Dans un contexte de mobilisations internationales contre le racisme et les «violences policières», un écrivain blanc peut-il encore raconter le destin d'une jeune Africaine noire au temps de l'esclavage ? Pour Walker Books, l'éditeur anglais du célèbre écrivain et dramaturge français Timothée de Fombelle, la réponse est claire : au nom de l'«appropriation culturelle», c'est non !
Reconnu internationalement depuis une quinzaine d'années pour ses romans jeunesse tels que Tobie Lolness, Vango ou encore Le livre de Perle, le dernier ouvrage de Timothée de Fombelle, Alma, premier tome d'une ambitieuse saga prévue sur trois volumes, ne sera en effet publiée ni aux Etats-Unis ni en Angleterre, d'après un article publié le 24 juin dans l'hebdomadaire Le Point.
Qu'un homme blanc puisse endosser le rôle d'une petite fille noire, qu'un écrivain puisse raconter l'histoire de la traite négrière du point de vue des esclaves même si cette histoire n'est évidemment pas la sienne, c'est pour moi la définition même de la littérature…

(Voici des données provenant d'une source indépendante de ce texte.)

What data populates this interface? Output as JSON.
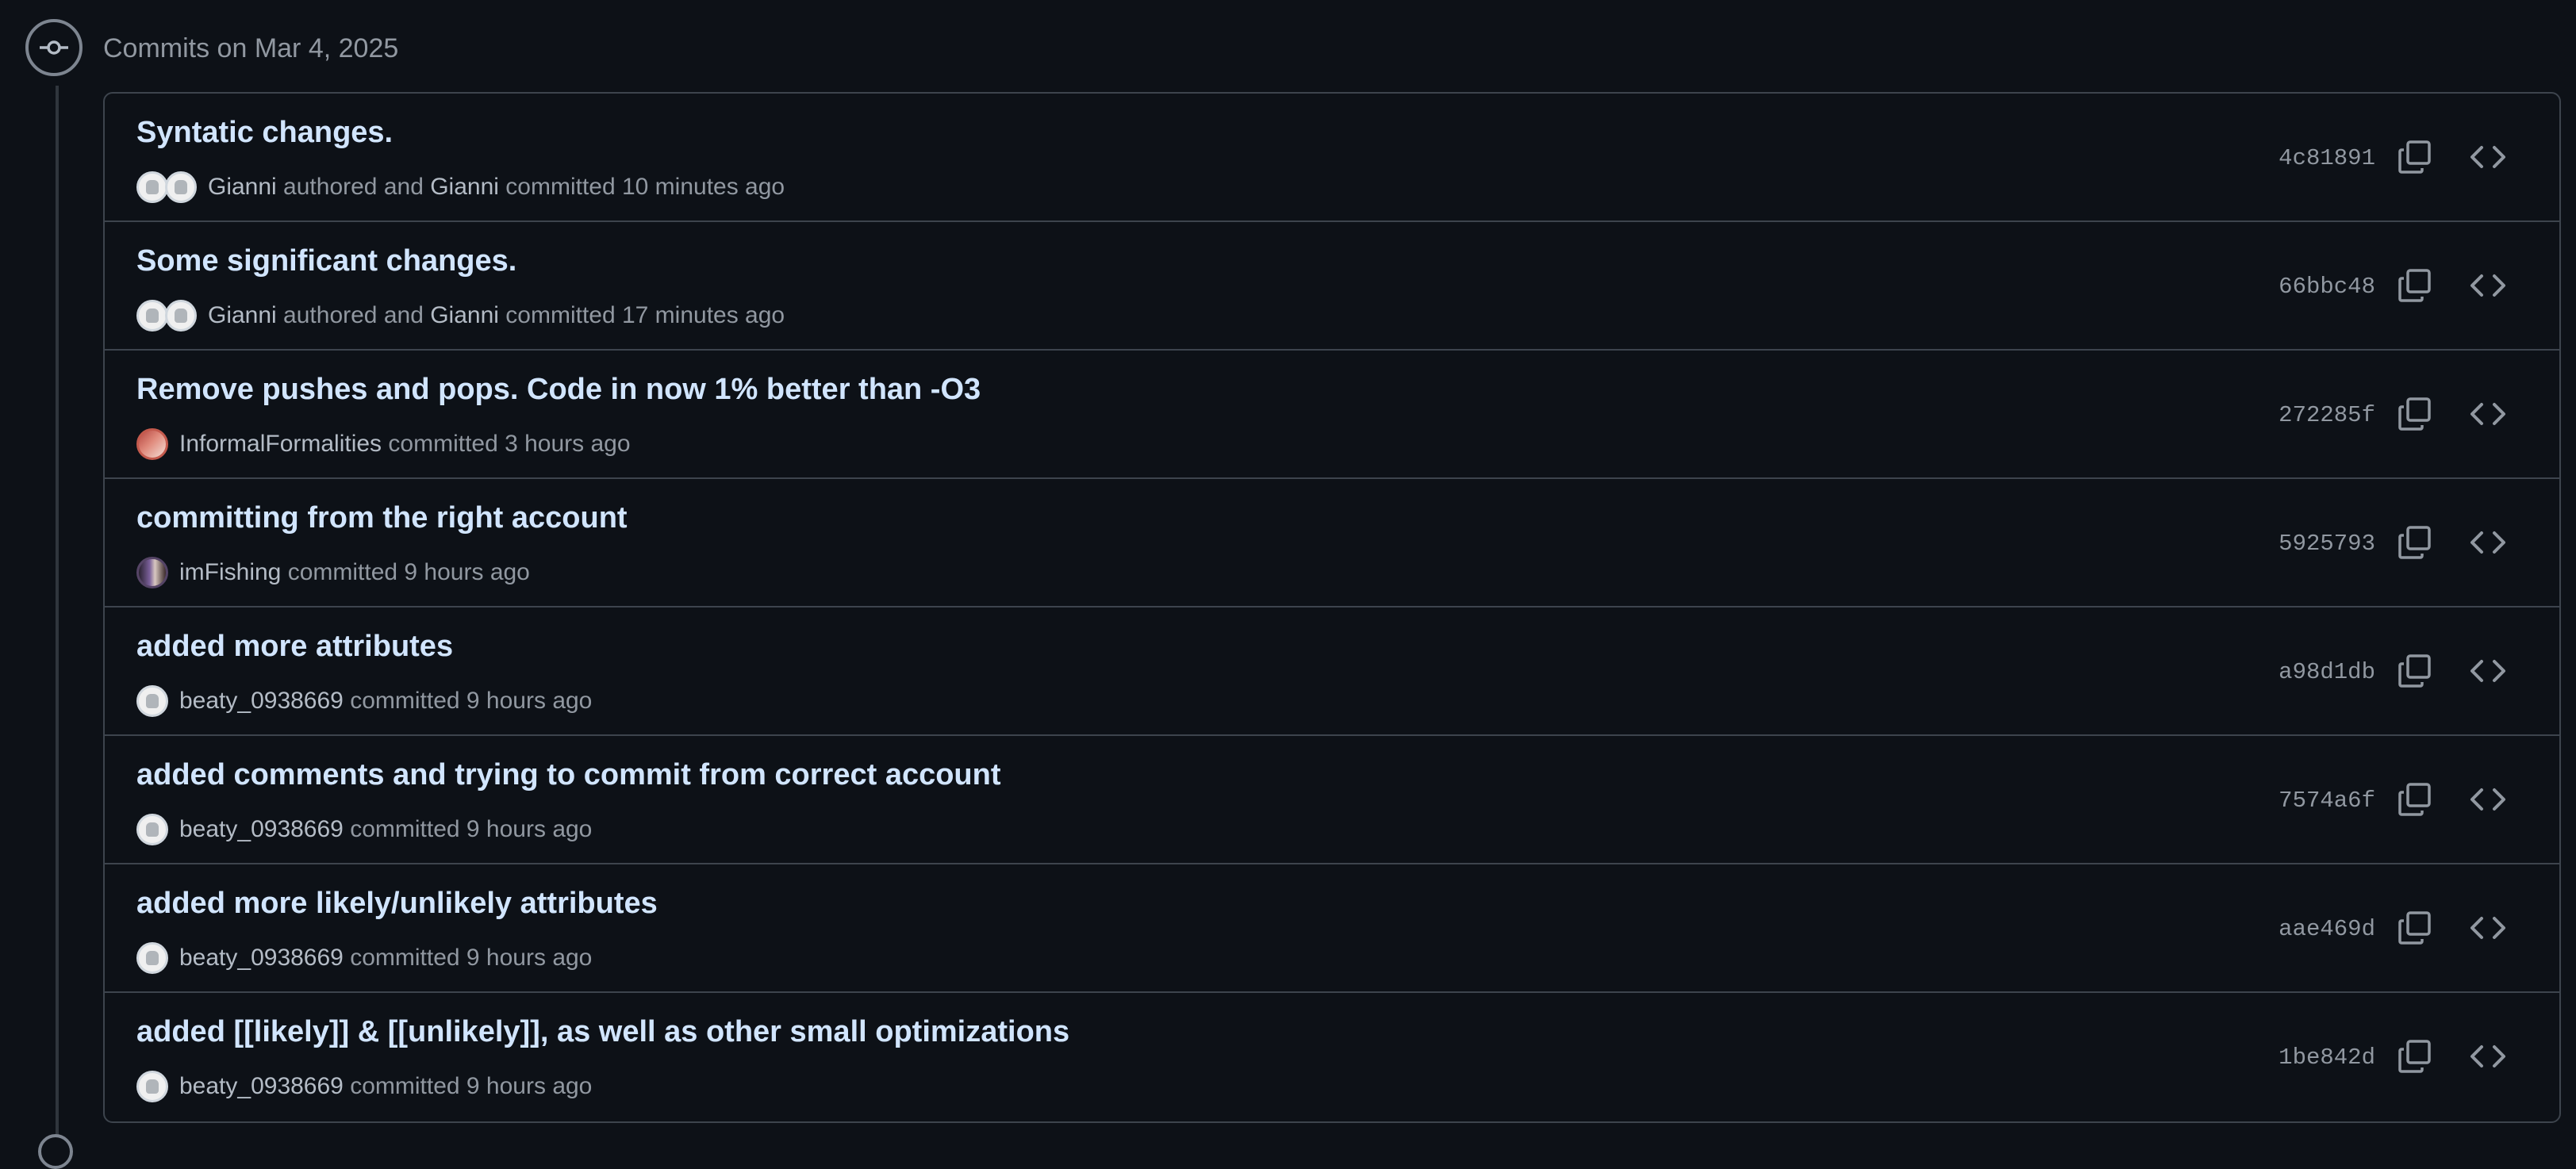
{
  "group": {
    "title": "Commits on Mar 4, 2025"
  },
  "commits": [
    {
      "title": "Syntatic changes.",
      "sha": "4c81891",
      "avatars": [
        "default",
        "default"
      ],
      "author": "Gianni",
      "mid": " authored and ",
      "committer": "Gianni",
      "time_text": " committed 10 minutes ago"
    },
    {
      "title": "Some significant changes.",
      "sha": "66bbc48",
      "avatars": [
        "default",
        "default"
      ],
      "author": "Gianni",
      "mid": " authored and ",
      "committer": "Gianni",
      "time_text": " committed 17 minutes ago"
    },
    {
      "title": "Remove pushes and pops. Code in now 1% better than -O3",
      "sha": "272285f",
      "avatars": [
        "pixel"
      ],
      "author": "InformalFormalities",
      "mid": "",
      "committer": "",
      "time_text": " committed 3 hours ago"
    },
    {
      "title": "committing from the right account",
      "sha": "5925793",
      "avatars": [
        "photo"
      ],
      "author": "imFishing",
      "mid": "",
      "committer": "",
      "time_text": " committed 9 hours ago"
    },
    {
      "title": "added more attributes",
      "sha": "a98d1db",
      "avatars": [
        "default"
      ],
      "author": "beaty_0938669",
      "mid": "",
      "committer": "",
      "time_text": " committed 9 hours ago"
    },
    {
      "title": "added comments and trying to commit from correct account",
      "sha": "7574a6f",
      "avatars": [
        "default"
      ],
      "author": "beaty_0938669",
      "mid": "",
      "committer": "",
      "time_text": " committed 9 hours ago"
    },
    {
      "title": "added more likely/unlikely attributes",
      "sha": "aae469d",
      "avatars": [
        "default"
      ],
      "author": "beaty_0938669",
      "mid": "",
      "committer": "",
      "time_text": " committed 9 hours ago"
    },
    {
      "title": "added [[likely]] & [[unlikely]], as well as other small optimizations",
      "sha": "1be842d",
      "avatars": [
        "default"
      ],
      "author": "beaty_0938669",
      "mid": "",
      "committer": "",
      "time_text": " committed 9 hours ago"
    }
  ],
  "icons": {
    "node": "git-commit-icon",
    "copy": "copy-icon",
    "browse": "code-icon"
  }
}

«Sujet passionnant, mais trop délicat», estime Walker Books
Walker Books, informé que l'écrivain français travaille sur le sujet de la traite négrière depuis des années, l'avait déjà alerté : «Sujet passionnant, mais trop délicat : quand on est Blanc, donc du côté de ceux qui ont exploité les Noirs, on ne peut pas décemment s'approprier l'histoire de l'esclavage», explique l'éditeur dans une interview au Point.
De son côté, Timothée de Fombelle défend ses motivations à écrire sur une thématique aussi sensible, ainsi que son éthique de travail visant à rester le plus fidèle possible aux faits historiques : «Je suis un homme blanc du XXe, je ne suis pas historien, alors pour raconter une petite jeune fille noire du XIXe, je me suis vraiment beaucoup documenté : j'ai consulté des archives, des journaux de bord, j'ai beaucoup lu sur l'Afrique ancienne et j'ai voyagé.» Et d'ajouter : «Il fallait que je sois digne de mon sujet.»
L'homme de lettres spécialisé dans la littérature jeunesse s'indigne donc de la censure exercée par les filiales anglo-saxonnes de l'éditeur Walker Books : «Qu'un homme blanc puisse endosser le rôle d'une petite fille noire, qu'un écrivain puisse raconter l'histoire de la traite négrière du point de vue des esclaves même si cette histoire n'est évidemment pas la sienne, c'est pour moi la définition même de la littérature…»
Et de conclure : «Le plus absurde, c'est tout de même que rien ou presque n'a jamais été écrit sur l'esclavage en littérature jeunesse, qu'avec Alma, de jeunes lecteurs vont enfin avoir accès, sur trois volumes de 400 pages très documentées, à ce sujet qu'ils connaissent peu. Et il vaudrait mieux priver des enfants de cette connaissance plutôt que d'admettre qu'un Blanc soit l'auteur d'un tel livre ? Voilà ce que ce refus de publication signifie : mieux vaut que les enfants n'aient pas accès à ce livre, tant pis s'ils continuent d'ignorer la réalité de l'esclavage.»